Got Milk? I know you’ve probably all heard that ad by now. Here’s the thing that the dairy industry doesn’t want people to know; you don’t need to get your calcium from milk, and, you don’t need a lot of calcium! The Institute of Medicine recommends 1,000 milligrams of calcium daily for adults. This is based on the assumption that we only absorb about 30% of the calcium in the foods we eat. Research has shown that we actually only need around 250 to 300 milligrams per day. If you’d like to shift your focus from total calcium to calcium absorbed, check out the info below.
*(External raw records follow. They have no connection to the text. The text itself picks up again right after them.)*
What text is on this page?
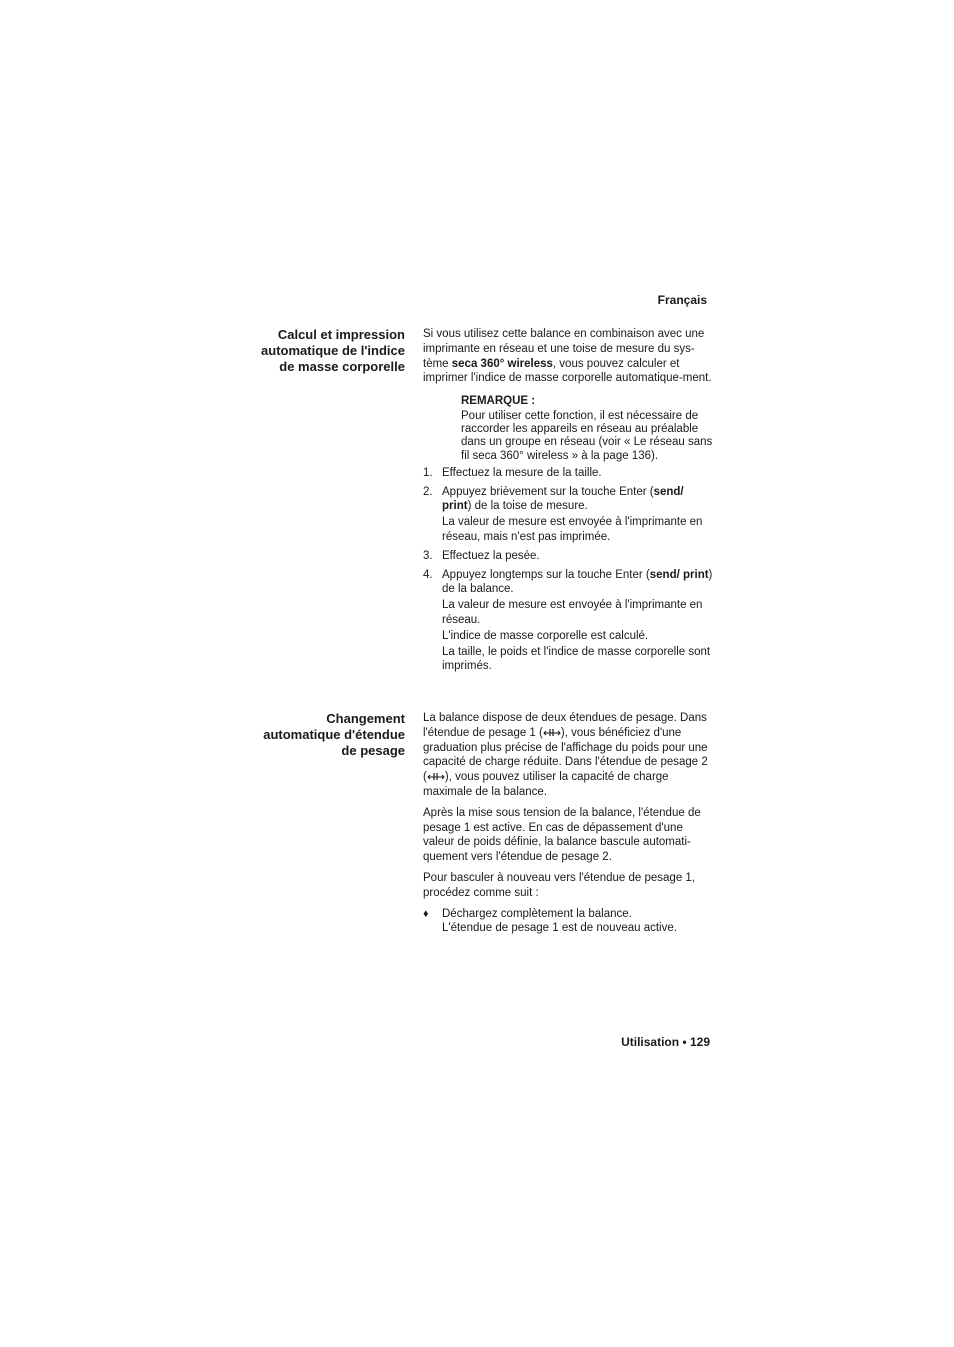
Français
Calcul et impression
automatique de l'indice
de masse corporelle

Si vous utilisez cette balance en combinaison avec une imprimante en réseau et une toise de mesure du sys-tème seca 360° wireless, vous pouvez calculer et imprimer l'indice de masse corporelle automatique-ment.

REMARQUE :
Pour utiliser cette fonction, il est nécessaire de raccorder les appareils en réseau au préalable dans un groupe en réseau (voir « Le réseau sans fil seca 360° wireless » à la page 136).
1. Effectuez la mesure de la taille.
2. Appuyez brièvement sur la touche Enter (send/ print) de la toise de mesure.
La valeur de mesure est envoyée à l'imprimante en réseau, mais n'est pas imprimée.
3. Effectuez la pesée.
4. Appuyez longtemps sur la touche Enter (send/ print) de la balance.
La valeur de mesure est envoyée à l'imprimante en réseau.
L'indice de masse corporelle est calculé.
La taille, le poids et l'indice de masse corporelle sont imprimés.
Changement
automatique d'étendue
de pesage

La balance dispose de deux étendues de pesage. Dans l'étendue de pesage 1 ( ), vous bénéficiez d'une graduation plus précise de l'affichage du poids pour une capacité de charge réduite. Dans l'étendue de pesage 2 ( ), vous pouvez utiliser la capacité de charge maximale de la balance.

Après la mise sous tension de la balance, l'étendue de pesage 1 est active. En cas de dépassement d'une valeur de poids définie, la balance bascule automati-quement vers l'étendue de pesage 2.

Pour basculer à nouveau vers l'étendue de pesage 1, procédez comme suit :

♦ Déchargez complètement la balance.
L'étendue de pesage 1 est de nouveau active.
Utilisation • 129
1 cup fortified orange juice 300 mg total calcium 108 mg calcium absorbed
1 cup turnip greens 196 mg total calcium 102 mg calcium absorbed
1 cup plain yogurt 300 mg total calcium 96 mg calcium absorbed
1 cup cow’s milk 300 mg total calcium 92 mg calcium absorbed
1 cup bok choy 158 mg total calcium 86 mg calcium absorbed
1/2 cup tofu 258 mg total calcium 80 mg calcium absorbed
1 cup kale 94 mg total calcium 55 mg calcium absorbed
1 cup white beans 226 mg total calcium 38 mg calcium absorbed
2 TBS sesame seeds 176 mg total calcium 37 mg calcium absorbed
1 cup broccoli 70 mg total calcium 37 mg calcium absorbed
Low-fat cheddar cheese 116 mg total calcium 35 mg calcium absorbed
1/4 cup almonds 80 mg total calcium 17 mg calcium absorbed
1 cup spinach 244 mg total calcium 12 mg calcium absorbed
I hope this helps you get the calcium you need in your diet.